Designer bucks ‘cost-conscious’ trend

High-quality, stylish products built to last, safe for environment


Kyodo News

At a time when people are looking to buy cheap items ranging from daily commodities to clothing and furniture, industrial and automotive designer Ken Okuyama appears to be in no hurry to jump on the bandwagon with manufacturers and retailers.

Okuyama, who founded the design planning and consultancy firm Ken Okuyama Design in 2007 and won fame as the first non-Italian to design a car for Ferrari, is uncompromising when it comes to his stance of offering high-quality products, saying their high prices are worth it because they are also cost-efficient and safe for the environment.

“People go for cheaper products because people are very aware of the value that they get from products, or maybe we simply don’t give people high enough value for them to understand about paying more,” said Okuyama, who has been traveling across Europe and the United States.

Adhering to a philosophy of designing products “modern, simple and timeless,” Okuyama jumped at the chance to flaunt his unique collection, which includes eyeglasses, furniture and a car at Mitsukoshi Ltd.’s flagship store in Tokyo’s Nihombashi district. The store featured works by renowned Japanese artists and designers under the Japan Creation Week exhibit last month.

One of the Okuyama exhibit’s centerpieces was the K.O7 original sports car, which was built with lightweight carbon fiber, stamped aluminum panels and milled alloy pieces, and has a 2-liter engine. These built-to-order cars were produced in Britain, with a maximum output of 100 units per year. Electric car models are set for release in two years’ time.

The Yamagata native, who worked as a design director for Pininfarina S.p.A and chief designer of then General Motors Corp. and helped design the Ferrari Enzo, prides himself on offering products that are not simply mass-produced and dumped on the market in less than a year.

“Products and goods are something that we actually don’t think enough about, but when you think about it, good watches, for example, last for generations,” Okuyama said.

“When you look at what’s environment-friendly . . . using the same product for tens, hundreds of years is probably the most efficient and friendly to the environment and makes your life richer and more enjoyable,” he said.

While Okuyama recognizes that the global economic downturn is making consumers tighten their purse strings, he believes they need to prepare for when the economy rebounds.

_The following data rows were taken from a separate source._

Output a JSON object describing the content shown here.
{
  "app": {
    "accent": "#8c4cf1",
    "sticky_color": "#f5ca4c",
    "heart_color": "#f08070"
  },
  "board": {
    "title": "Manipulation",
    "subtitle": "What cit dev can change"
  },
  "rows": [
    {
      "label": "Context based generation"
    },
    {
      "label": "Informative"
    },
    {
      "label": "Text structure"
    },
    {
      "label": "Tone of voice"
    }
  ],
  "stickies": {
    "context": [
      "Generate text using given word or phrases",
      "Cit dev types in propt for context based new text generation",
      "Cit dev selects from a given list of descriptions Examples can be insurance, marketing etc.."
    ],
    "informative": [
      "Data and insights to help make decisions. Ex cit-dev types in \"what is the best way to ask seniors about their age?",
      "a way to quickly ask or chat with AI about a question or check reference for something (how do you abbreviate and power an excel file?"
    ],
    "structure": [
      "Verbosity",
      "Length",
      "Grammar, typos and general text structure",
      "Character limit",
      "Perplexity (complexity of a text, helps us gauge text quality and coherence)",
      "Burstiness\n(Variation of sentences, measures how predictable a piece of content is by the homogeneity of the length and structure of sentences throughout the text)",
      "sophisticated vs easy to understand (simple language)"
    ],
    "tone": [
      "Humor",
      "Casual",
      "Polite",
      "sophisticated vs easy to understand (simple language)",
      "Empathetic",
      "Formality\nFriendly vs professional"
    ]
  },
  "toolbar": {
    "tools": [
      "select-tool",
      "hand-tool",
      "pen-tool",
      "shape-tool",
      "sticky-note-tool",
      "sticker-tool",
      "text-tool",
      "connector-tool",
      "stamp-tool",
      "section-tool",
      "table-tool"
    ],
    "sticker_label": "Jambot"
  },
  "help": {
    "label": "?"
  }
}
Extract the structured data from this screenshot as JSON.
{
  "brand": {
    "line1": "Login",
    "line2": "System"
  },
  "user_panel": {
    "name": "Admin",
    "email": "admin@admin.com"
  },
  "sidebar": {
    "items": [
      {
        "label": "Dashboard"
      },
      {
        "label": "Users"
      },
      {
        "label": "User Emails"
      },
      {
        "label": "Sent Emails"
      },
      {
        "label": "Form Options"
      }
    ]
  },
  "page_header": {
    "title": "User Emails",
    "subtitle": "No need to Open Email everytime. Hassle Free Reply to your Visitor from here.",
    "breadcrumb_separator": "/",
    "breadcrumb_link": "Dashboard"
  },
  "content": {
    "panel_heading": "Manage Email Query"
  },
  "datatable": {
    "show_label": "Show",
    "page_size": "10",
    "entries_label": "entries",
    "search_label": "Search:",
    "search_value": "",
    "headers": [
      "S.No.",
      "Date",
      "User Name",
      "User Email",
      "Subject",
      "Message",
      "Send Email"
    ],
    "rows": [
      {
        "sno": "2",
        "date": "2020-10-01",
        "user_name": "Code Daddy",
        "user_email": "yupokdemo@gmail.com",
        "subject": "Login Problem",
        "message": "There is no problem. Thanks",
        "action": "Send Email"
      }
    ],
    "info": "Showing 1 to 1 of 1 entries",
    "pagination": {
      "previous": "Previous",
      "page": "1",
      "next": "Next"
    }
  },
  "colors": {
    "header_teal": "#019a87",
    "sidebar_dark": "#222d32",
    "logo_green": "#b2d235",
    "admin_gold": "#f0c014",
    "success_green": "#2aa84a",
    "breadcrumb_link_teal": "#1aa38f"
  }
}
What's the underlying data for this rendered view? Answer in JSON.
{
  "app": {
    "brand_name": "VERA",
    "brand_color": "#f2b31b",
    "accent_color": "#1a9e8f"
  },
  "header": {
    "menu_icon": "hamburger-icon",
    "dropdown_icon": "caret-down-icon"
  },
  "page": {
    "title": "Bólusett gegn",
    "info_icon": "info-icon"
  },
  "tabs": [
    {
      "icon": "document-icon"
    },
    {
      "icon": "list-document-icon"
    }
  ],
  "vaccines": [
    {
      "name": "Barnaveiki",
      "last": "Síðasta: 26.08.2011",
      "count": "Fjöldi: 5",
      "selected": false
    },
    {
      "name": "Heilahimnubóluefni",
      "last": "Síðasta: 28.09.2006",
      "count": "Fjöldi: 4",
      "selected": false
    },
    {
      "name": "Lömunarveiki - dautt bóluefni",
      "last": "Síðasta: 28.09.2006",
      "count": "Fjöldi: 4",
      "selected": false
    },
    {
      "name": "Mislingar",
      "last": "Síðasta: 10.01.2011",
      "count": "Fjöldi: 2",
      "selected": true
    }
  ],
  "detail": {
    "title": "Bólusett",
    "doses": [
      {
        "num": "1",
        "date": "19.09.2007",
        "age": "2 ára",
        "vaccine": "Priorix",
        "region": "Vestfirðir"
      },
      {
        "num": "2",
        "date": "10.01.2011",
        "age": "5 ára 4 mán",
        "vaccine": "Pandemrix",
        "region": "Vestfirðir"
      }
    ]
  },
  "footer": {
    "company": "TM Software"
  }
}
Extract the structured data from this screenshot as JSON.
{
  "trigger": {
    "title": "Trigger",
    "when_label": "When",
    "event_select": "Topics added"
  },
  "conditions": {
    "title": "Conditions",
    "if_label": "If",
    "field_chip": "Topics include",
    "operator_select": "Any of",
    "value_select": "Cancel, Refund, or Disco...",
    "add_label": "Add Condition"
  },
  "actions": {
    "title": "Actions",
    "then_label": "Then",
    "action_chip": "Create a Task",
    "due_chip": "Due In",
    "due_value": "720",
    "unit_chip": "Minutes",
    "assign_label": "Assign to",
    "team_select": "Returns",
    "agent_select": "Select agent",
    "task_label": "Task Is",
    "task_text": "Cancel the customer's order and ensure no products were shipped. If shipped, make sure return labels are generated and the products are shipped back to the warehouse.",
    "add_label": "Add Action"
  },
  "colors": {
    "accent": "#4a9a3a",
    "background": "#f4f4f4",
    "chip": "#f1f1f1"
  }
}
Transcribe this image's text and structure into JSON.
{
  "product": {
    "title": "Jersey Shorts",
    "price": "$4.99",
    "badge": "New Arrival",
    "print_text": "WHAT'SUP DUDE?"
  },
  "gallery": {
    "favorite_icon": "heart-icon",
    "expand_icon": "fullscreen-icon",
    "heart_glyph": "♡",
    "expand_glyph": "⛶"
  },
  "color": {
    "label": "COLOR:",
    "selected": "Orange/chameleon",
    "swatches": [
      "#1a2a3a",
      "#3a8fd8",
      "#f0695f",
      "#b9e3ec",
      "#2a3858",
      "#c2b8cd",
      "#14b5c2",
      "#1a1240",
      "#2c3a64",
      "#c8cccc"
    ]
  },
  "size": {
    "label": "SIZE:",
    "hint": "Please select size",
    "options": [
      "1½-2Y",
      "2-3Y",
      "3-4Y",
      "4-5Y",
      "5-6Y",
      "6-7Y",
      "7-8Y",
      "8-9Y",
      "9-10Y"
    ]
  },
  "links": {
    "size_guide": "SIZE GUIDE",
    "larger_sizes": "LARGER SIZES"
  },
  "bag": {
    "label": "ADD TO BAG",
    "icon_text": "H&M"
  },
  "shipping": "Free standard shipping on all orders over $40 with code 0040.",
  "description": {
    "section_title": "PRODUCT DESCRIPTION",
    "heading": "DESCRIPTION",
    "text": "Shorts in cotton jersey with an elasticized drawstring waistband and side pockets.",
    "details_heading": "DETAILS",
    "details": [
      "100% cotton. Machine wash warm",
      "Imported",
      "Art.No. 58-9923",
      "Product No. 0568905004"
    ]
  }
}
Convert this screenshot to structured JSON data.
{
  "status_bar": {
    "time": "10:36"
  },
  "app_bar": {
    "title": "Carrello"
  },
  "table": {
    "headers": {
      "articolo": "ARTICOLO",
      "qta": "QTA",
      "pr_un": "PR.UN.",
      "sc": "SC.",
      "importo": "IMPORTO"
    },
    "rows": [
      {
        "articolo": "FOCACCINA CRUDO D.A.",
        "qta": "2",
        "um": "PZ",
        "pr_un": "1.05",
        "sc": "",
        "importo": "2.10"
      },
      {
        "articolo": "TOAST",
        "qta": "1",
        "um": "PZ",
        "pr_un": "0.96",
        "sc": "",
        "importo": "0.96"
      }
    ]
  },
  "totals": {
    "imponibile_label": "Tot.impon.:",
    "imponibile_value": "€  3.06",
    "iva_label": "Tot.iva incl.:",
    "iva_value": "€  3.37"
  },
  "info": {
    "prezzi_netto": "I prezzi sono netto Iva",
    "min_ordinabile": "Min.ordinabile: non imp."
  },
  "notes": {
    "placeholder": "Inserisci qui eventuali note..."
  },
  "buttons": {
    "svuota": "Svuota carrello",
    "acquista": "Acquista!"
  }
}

With products catering to a high-end clientele and marketing focused on overseas clients, Okuyama’s products are hardly a household name in Japan.

“We have been showing our work only outside of Japan partly because Japanese people like the influence of outside,” he said, adding that he believes the time is now ripe to push his products here because Japanese are “ready” to embrace their concept.

Okuyama said he is determined to promote his products by making them relevant to those who want to enjoy traditional Japanese culture and also use it daily.

“When you see typical Japanese products, they are almost too traditional and you can’t use them in daily life,” Okuyama said.

“It’s almost like when you talk about Japanese dancing, people go all the way to kabuki. Kabuki is great, but you don’t use kabuki in daily life,” he added.